Frédérique Dubois : Le mutualisme est vraiment associé à ce qu’on en retire, est-ce que les deux parties retirent des bénéfices immédiats ou non? L’altruisme, pour sa part, était considéré jusqu’ici comme un acte de gentillesse gratuit, puisque l’individu n’en retire aucun bénéfice et qu'il peut même y avoir des coûts. Maintenant, on sait que pour que la coopération évolue, il faut nécessairement qu’il y ait des bénéfices. On parle alors d’altruisme réciproque quand l’acte doit être restitué avec un certain délai, soit par le même individu, soit dans nos grandes sociétés par un autre qui n’a pas été directement impliqué dans l’interaction. On peut penser à des retours sous forme de prestige social.

Découvrir : Il y a toujours un gain.

Frédérique Dubois : La gentillesse totalement gratuite n’existe pas. Il n’y a pas d’altruisme inconditionnel. Aussi, l’humain est le seul groupe où il peut y avoir de la punition altruiste. Lorsqu’un tricheur a été identifié, les individus sont prêts à payer un coût pour le punir, des tests de laboratoire l'ont démontré. Ce sentiment d’injustice qui nous traverse et qui fait que l'on est choqué par les tricheurs, et prêt à payer pour les punir, n'est pas valable dans les autres sociétés animales.

Découvrir : Avez-vous l’impression que le secteur de la recherche est un milieu très coopératif?

Frédérique Dubois : Globalement, oui. Il y a certes de la compétition, mais c’est un milieu qui favorise les interactions. Les chercheurs sont conscients des gains de la coopération.

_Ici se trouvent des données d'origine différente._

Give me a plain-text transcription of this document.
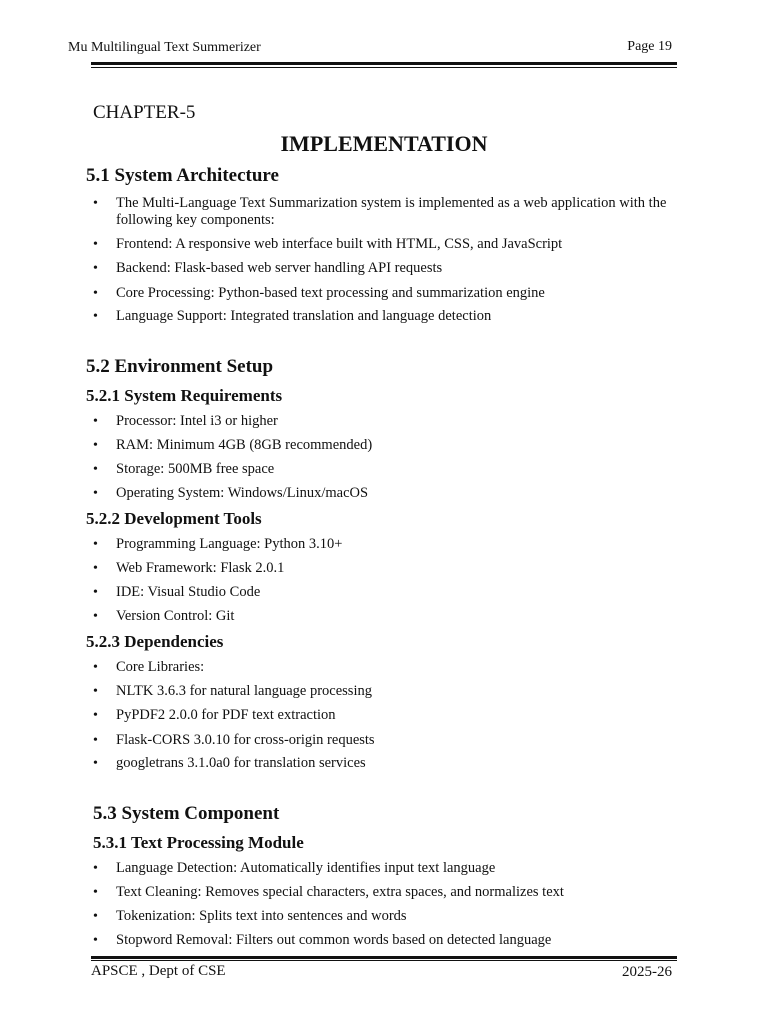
Mu Multilingual Text Summerizer	Page 19
CHAPTER-5
IMPLEMENTATION
5.1 System Architecture
• The Multi-Language Text Summarization system is implemented as a web application with the following key components:
• Frontend: A responsive web interface built with HTML, CSS, and JavaScript
• Backend: Flask-based web server handling API requests
• Core Processing: Python-based text processing and summarization engine
• Language Support: Integrated translation and language detection
5.2 Environment Setup
5.2.1 System Requirements
• Processor: Intel i3 or higher
• RAM: Minimum 4GB (8GB recommended)
• Storage: 500MB free space
• Operating System: Windows/Linux/macOS
5.2.2 Development Tools
• Programming Language: Python 3.10+
• Web Framework: Flask 2.0.1
• IDE: Visual Studio Code
• Version Control: Git
5.2.3 Dependencies
• Core Libraries:
• NLTK 3.6.3 for natural language processing
• PyPDF2 2.0.0 for PDF text extraction
• Flask-CORS 3.0.10 for cross-origin requests
• googletrans 3.1.0a0 for translation services
5.3 System Component
5.3.1 Text Processing Module
• Language Detection: Automatically identifies input text language
• Text Cleaning: Removes special characters, extra spaces, and normalizes text
• Tokenization: Splits text into sentences and words
• Stopword Removal: Filters out common words based on detected language
APSCE , Dept of CSE	2025-26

Et dans ce cas, je parlerais même de mutualisme, car le bénéfice est passablement direct.


  • Frédérique Dubois
    Université de Montréal

    Frédérique Dubois est professeure au Département de sciences biologiques de l’Université de Montréal et écologiste du comportement. Son programme de recherche vise principalement à explorer les causes et conséquences des différences interindividuelles de plasticité comportementale, à étudier l’importance des capacités cognitives sur le choix de partenaire, et à examiner les mécanismes responsables de l’évolution et du maintien de la coopération entre individus non-apparentés. Ses travaux combinent des modèles de théorie des jeux et des études expérimentales en laboratoire utilisant des diamants mandarins.